Java Programming Language

Severity: Moderate

What Does This Error Mean?

IndexOutOfBoundsException means you tried to access a position in a list that doesn't exist. For example, reading index 5 from a list that only has 3 items. Java throws this to prevent reading random memory.

Affected Models

  • Java 8
  • Java 11
  • Java 17
  • Java 21
  • Android (Java/Kotlin)

Common Causes

  • Accessing a list index equal to or greater than list.size()
  • Using a negative index on a List or ArrayList
  • Off-by-one error in a loop — iterating one step too many
  • List was modified (items removed) while iterating, shrinking it unexpectedly
  • Hardcoding an index without checking if the list is large enough

How to Fix It

  1. Check the index you are using against list.size().

    Valid indexes run from 0 to list.size() - 1. Index equal to size() is always out of bounds.

  2. Guard the access with an if-check before reading the index.

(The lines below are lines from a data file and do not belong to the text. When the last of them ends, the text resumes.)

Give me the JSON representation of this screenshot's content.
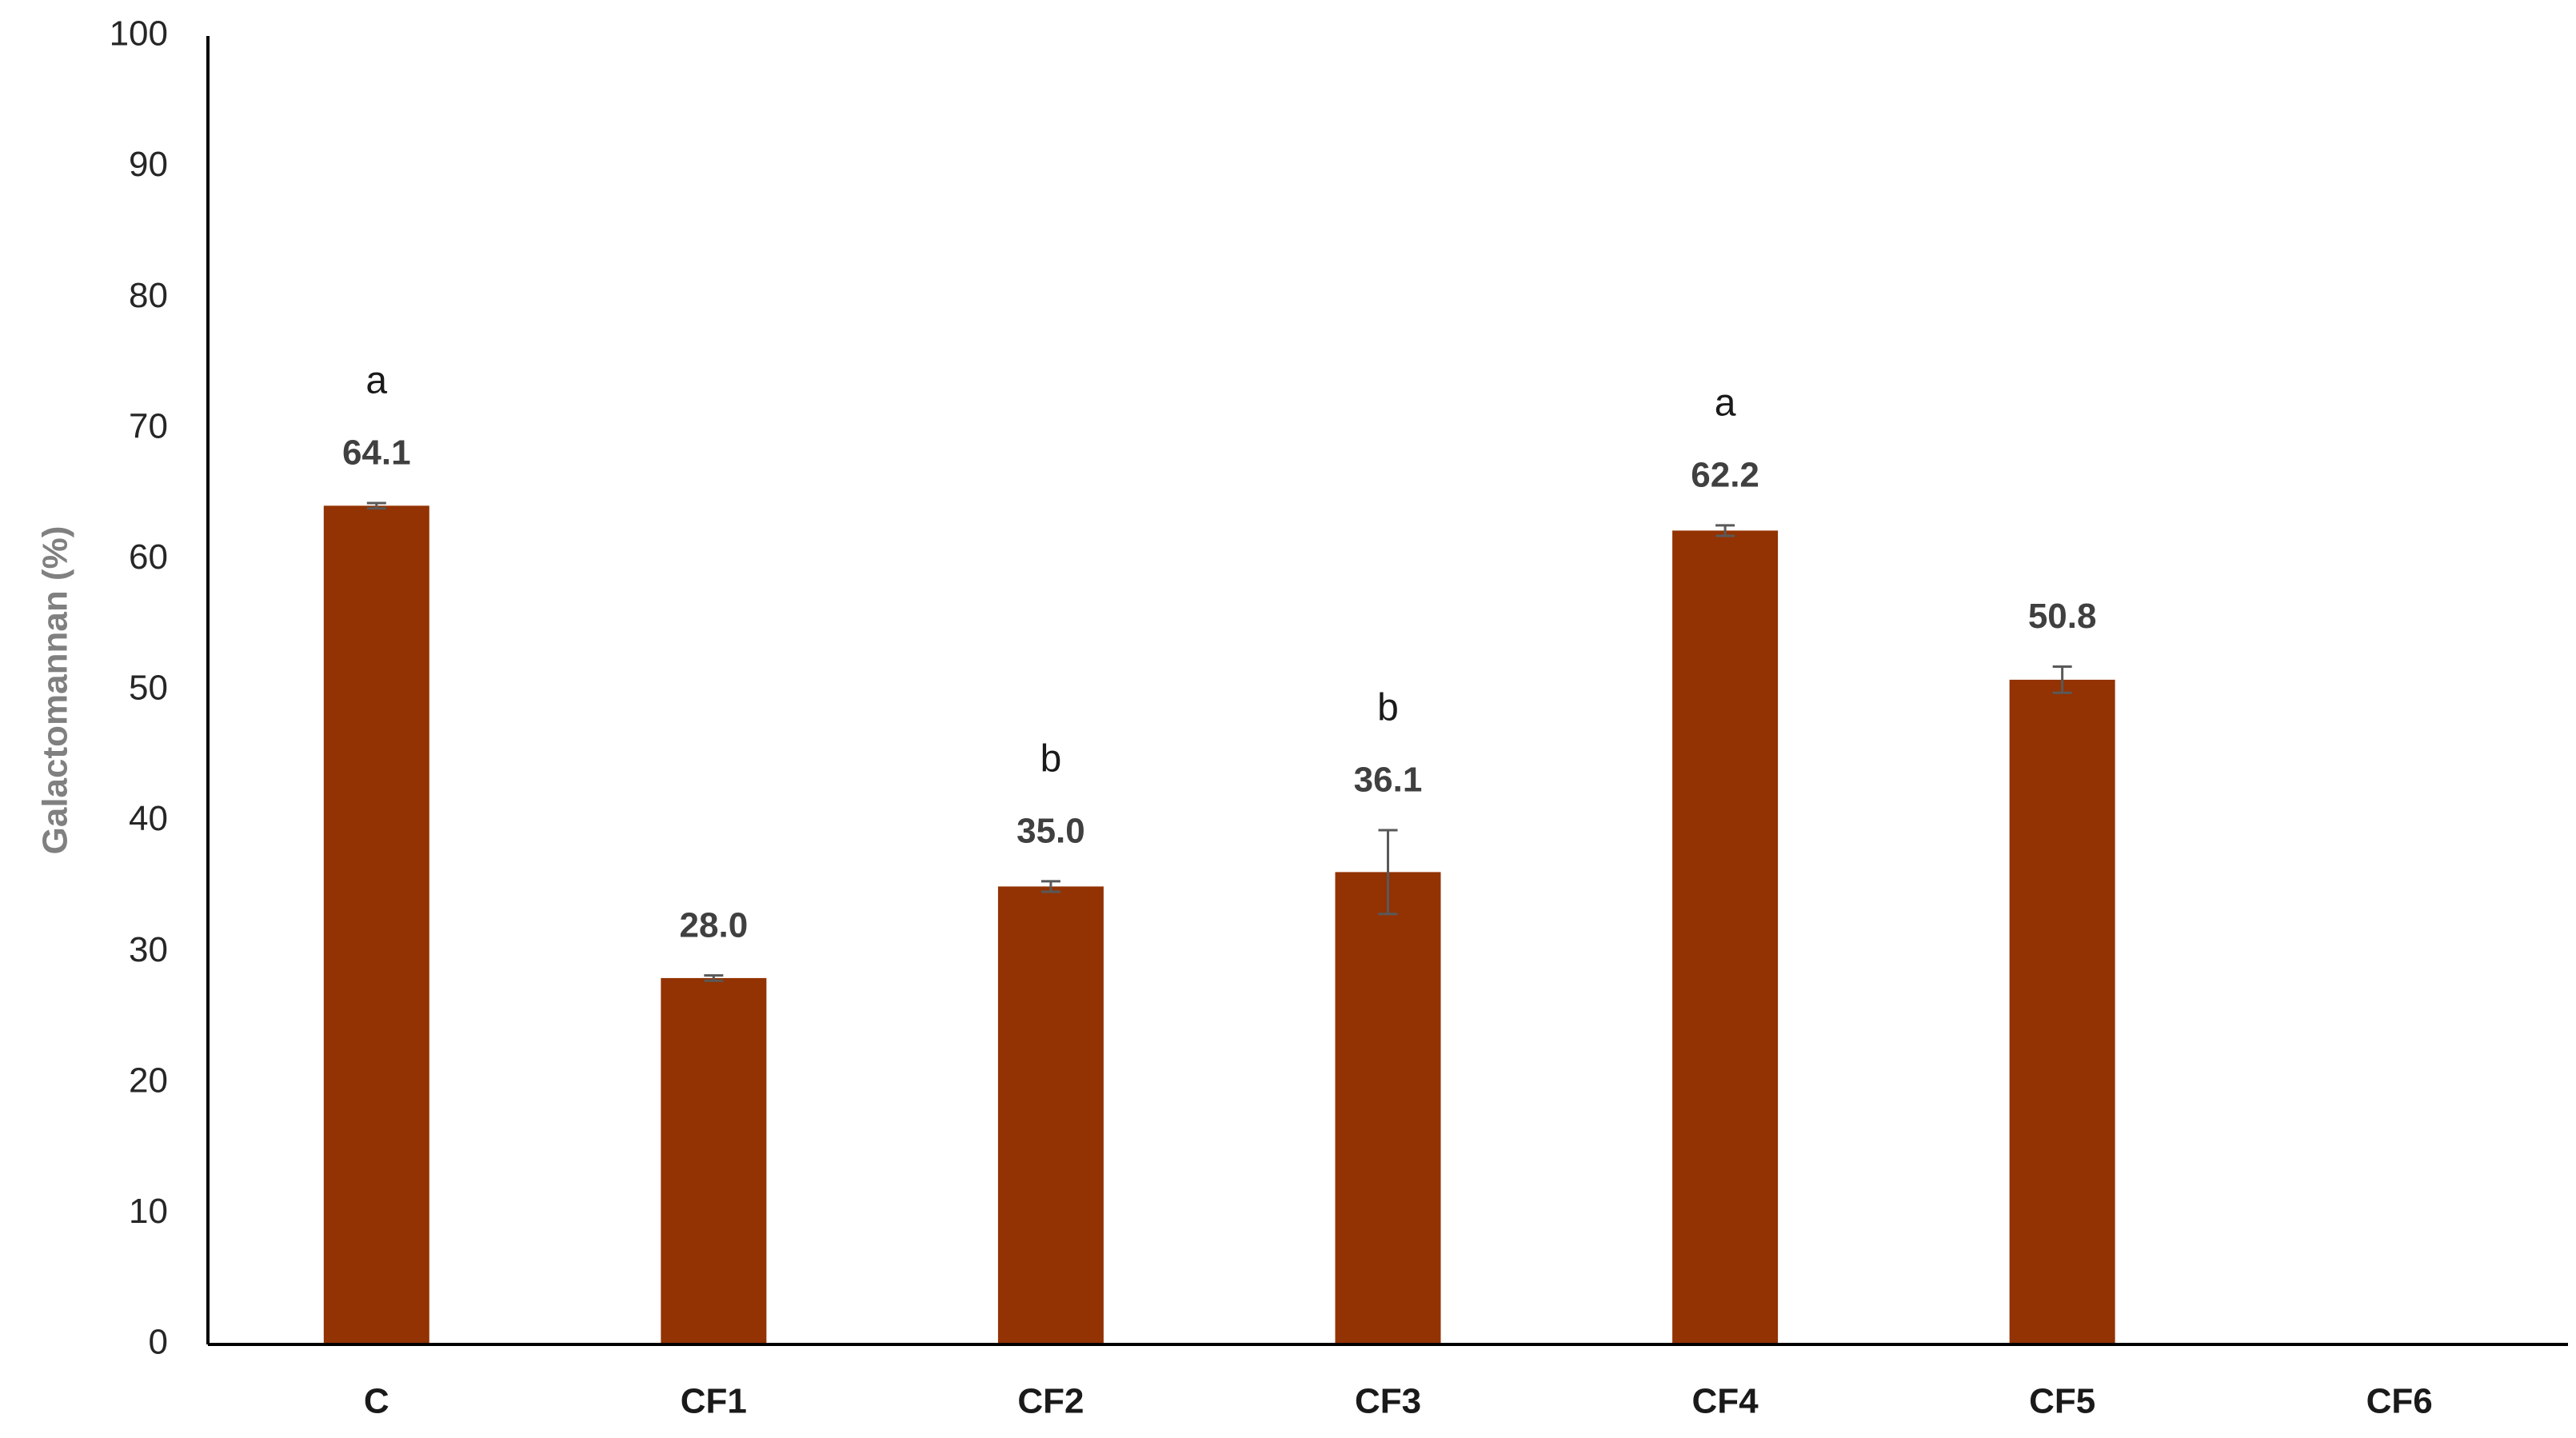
{
  "chart_data": {
    "type": "bar",
    "y_label": "Galactomannan (%)",
    "categories": [
      "C",
      "CF1",
      "CF2",
      "CF3",
      "CF4",
      "CF5",
      "CF6"
    ],
    "values": [
      64.1,
      28.0,
      35.0,
      36.1,
      62.2,
      50.8,
      null
    ],
    "value_labels": [
      "64.1",
      "28.0",
      "35.0",
      "36.1",
      "62.2",
      "50.8",
      null
    ],
    "errors": [
      0.2,
      0.2,
      0.4,
      3.2,
      0.4,
      1.0,
      null
    ],
    "letters": [
      "a",
      null,
      "b",
      "b",
      "a",
      null,
      null
    ],
    "color": "#933202",
    "error_color": "#595959",
    "ylim": [
      0,
      100
    ],
    "yticks": [
      0,
      10,
      20,
      30,
      40,
      50,
      60,
      70,
      80,
      90,
      100
    ],
    "grid": false
  }
}
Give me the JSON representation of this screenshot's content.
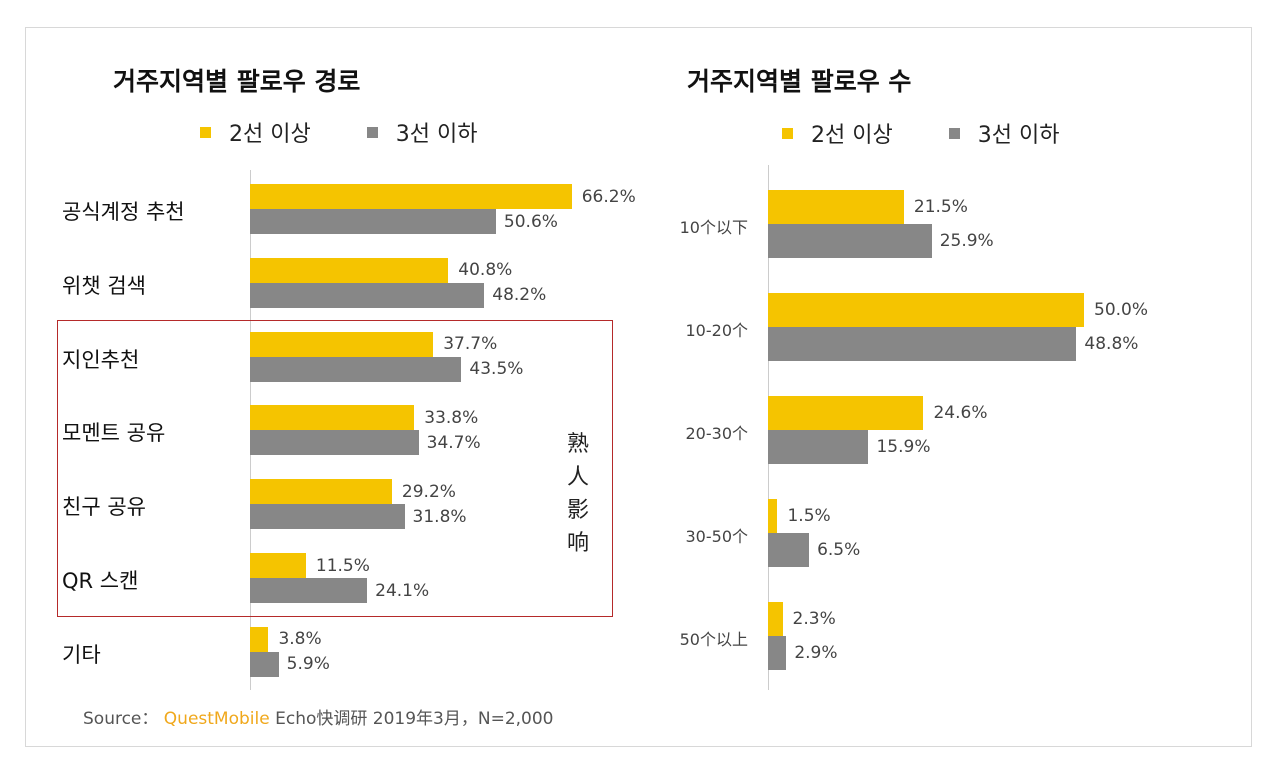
{
  "colors": {
    "series1": "#f5c400",
    "series2": "#878787",
    "box": "#b52a2a"
  },
  "annotation": "熟人影响",
  "source": {
    "prefix": "Source：",
    "brand": "QuestMobile",
    "rest": "Echo快调研 2019年3月，N=2,000"
  },
  "chart_data": [
    {
      "type": "bar",
      "orientation": "horizontal",
      "title": "거주지역별 팔로우 경로",
      "legend": "top",
      "categories": [
        "공식계정 추천",
        "위챗 검색",
        "지인추천",
        "모멘트 공유",
        "친구 공유",
        "QR 스캔",
        "기타"
      ],
      "series": [
        {
          "name": "2선 이상",
          "values": [
            66.2,
            40.8,
            37.7,
            33.8,
            29.2,
            11.5,
            3.8
          ]
        },
        {
          "name": "3선 이하",
          "values": [
            50.6,
            48.2,
            43.5,
            34.7,
            31.8,
            24.1,
            5.9
          ]
        }
      ],
      "unit": "%"
    },
    {
      "type": "bar",
      "orientation": "horizontal",
      "title": "거주지역별 팔로우 수",
      "legend": "top",
      "categories": [
        "10个以下",
        "10-20个",
        "20-30个",
        "30-50个",
        "50个以上"
      ],
      "series": [
        {
          "name": "2선 이상",
          "values": [
            21.5,
            50.0,
            24.6,
            1.5,
            2.3
          ]
        },
        {
          "name": "3선 이하",
          "values": [
            25.9,
            48.8,
            15.9,
            6.5,
            2.9
          ]
        }
      ],
      "unit": "%"
    }
  ]
}
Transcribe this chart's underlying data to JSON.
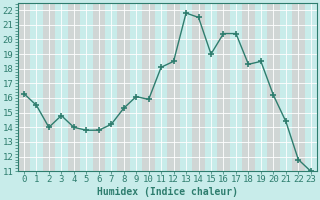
{
  "x": [
    0,
    1,
    2,
    3,
    4,
    5,
    6,
    7,
    8,
    9,
    10,
    11,
    12,
    13,
    14,
    15,
    16,
    17,
    18,
    19,
    20,
    21,
    22,
    23
  ],
  "y": [
    16.3,
    15.5,
    14.0,
    14.8,
    14.0,
    13.8,
    13.8,
    14.2,
    15.3,
    16.1,
    15.9,
    18.1,
    18.5,
    21.8,
    21.5,
    19.0,
    20.4,
    20.4,
    18.3,
    18.5,
    16.2,
    14.4,
    11.8,
    11.0
  ],
  "line_color": "#2e7d6e",
  "marker": "+",
  "markersize": 4,
  "markeredgewidth": 1.2,
  "linewidth": 1.0,
  "bg_color": "#c8ecea",
  "plot_bg_color": "#c8ecea",
  "grid_color_major": "#e8c8c8",
  "grid_color_minor": "#ffffff",
  "xlabel": "Humidex (Indice chaleur)",
  "ylim": [
    11,
    22.5
  ],
  "xlim": [
    -0.5,
    23.5
  ],
  "yticks": [
    11,
    12,
    13,
    14,
    15,
    16,
    17,
    18,
    19,
    20,
    21,
    22
  ],
  "xticks": [
    0,
    1,
    2,
    3,
    4,
    5,
    6,
    7,
    8,
    9,
    10,
    11,
    12,
    13,
    14,
    15,
    16,
    17,
    18,
    19,
    20,
    21,
    22,
    23
  ],
  "xlabel_fontsize": 7,
  "tick_fontsize": 6.5
}
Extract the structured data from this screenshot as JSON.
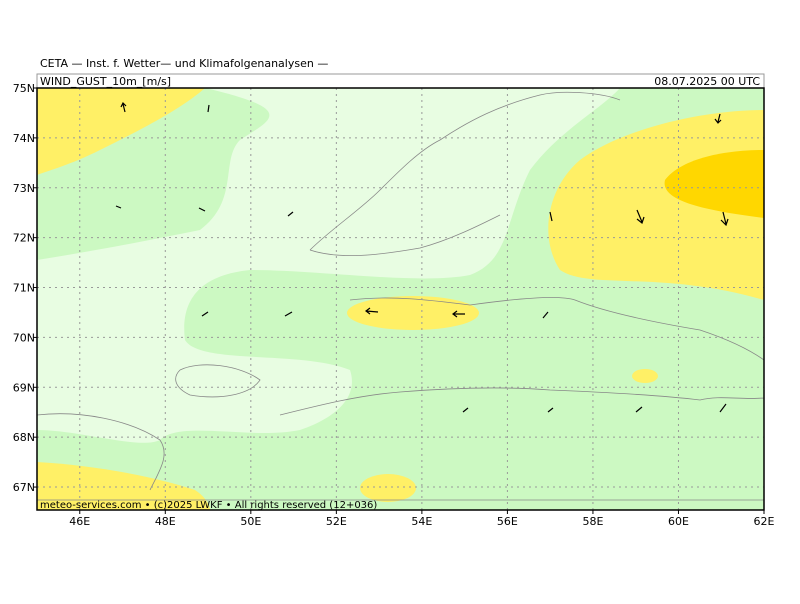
{
  "header": {
    "institute": "CETA — Inst. f. Wetter— und Klimafolgenanalysen —",
    "field": "WIND_GUST_10m_[m/s]",
    "date": "08.07.2025 00 UTC"
  },
  "map": {
    "lonlim": [
      45,
      62
    ],
    "latlim": [
      66.54,
      75
    ],
    "lonticks": [
      {
        "value": 46,
        "label": "46E"
      },
      {
        "value": 48,
        "label": "48E"
      },
      {
        "value": 50,
        "label": "50E"
      },
      {
        "value": 52,
        "label": "52E"
      },
      {
        "value": 54,
        "label": "54E"
      },
      {
        "value": 56,
        "label": "56E"
      },
      {
        "value": 58,
        "label": "58E"
      },
      {
        "value": 60,
        "label": "60E"
      },
      {
        "value": 62,
        "label": "62E"
      }
    ],
    "latticks": [
      {
        "value": 67,
        "label": "67N"
      },
      {
        "value": 68,
        "label": "68N"
      },
      {
        "value": 69,
        "label": "69N"
      },
      {
        "value": 70,
        "label": "70N"
      },
      {
        "value": 71,
        "label": "71N"
      },
      {
        "value": 72,
        "label": "72N"
      },
      {
        "value": 73,
        "label": "73N"
      },
      {
        "value": 74,
        "label": "74N"
      },
      {
        "value": 75,
        "label": "75N"
      }
    ]
  },
  "footer": "meteo-services.com • (c)2025 LWKF • All rights reserved (12+036)"
}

    Example: if (index >= 0 and index < myList.size()) { ... }

  3. Review any loop that iterates over the list.

    Use i < list.size() as the loop condition, not i <= list.size().

  4. Use an enhanced for-each loop when you only need values, not indexes.

    for (String item : myList) avoids manual index management entirely.

  5. If you remove items inside a loop, iterate in reverse or use an Iterator.

    Removing forward while iterating shifts indexes and causes this exception.

When to Call a Professional

This is a coding bug, not a hardware issue. If it appears in production code you did not write, escalate to your development team.

Frequently Asked Questions

What is the difference between IndexOutOfBoundsException and ArrayIndexOutOfBoundsException?

ArrayIndexOutOfBoundsException is specifically for arrays. IndexOutOfBoundsException covers Lists, ArrayLists, and other collections. Both mean you accessed an invalid position.

Why does Java use 0-based indexing?

Java follows the C tradition where index 0 means 'start of the block of memory'. This is just how most languages work — the first item is always at index 0.

How do I safely get the last element of a list?

Use list.get(list.size() - 1) to get the last item. Always check that list.size() > 0 first to avoid the exception on an empty list.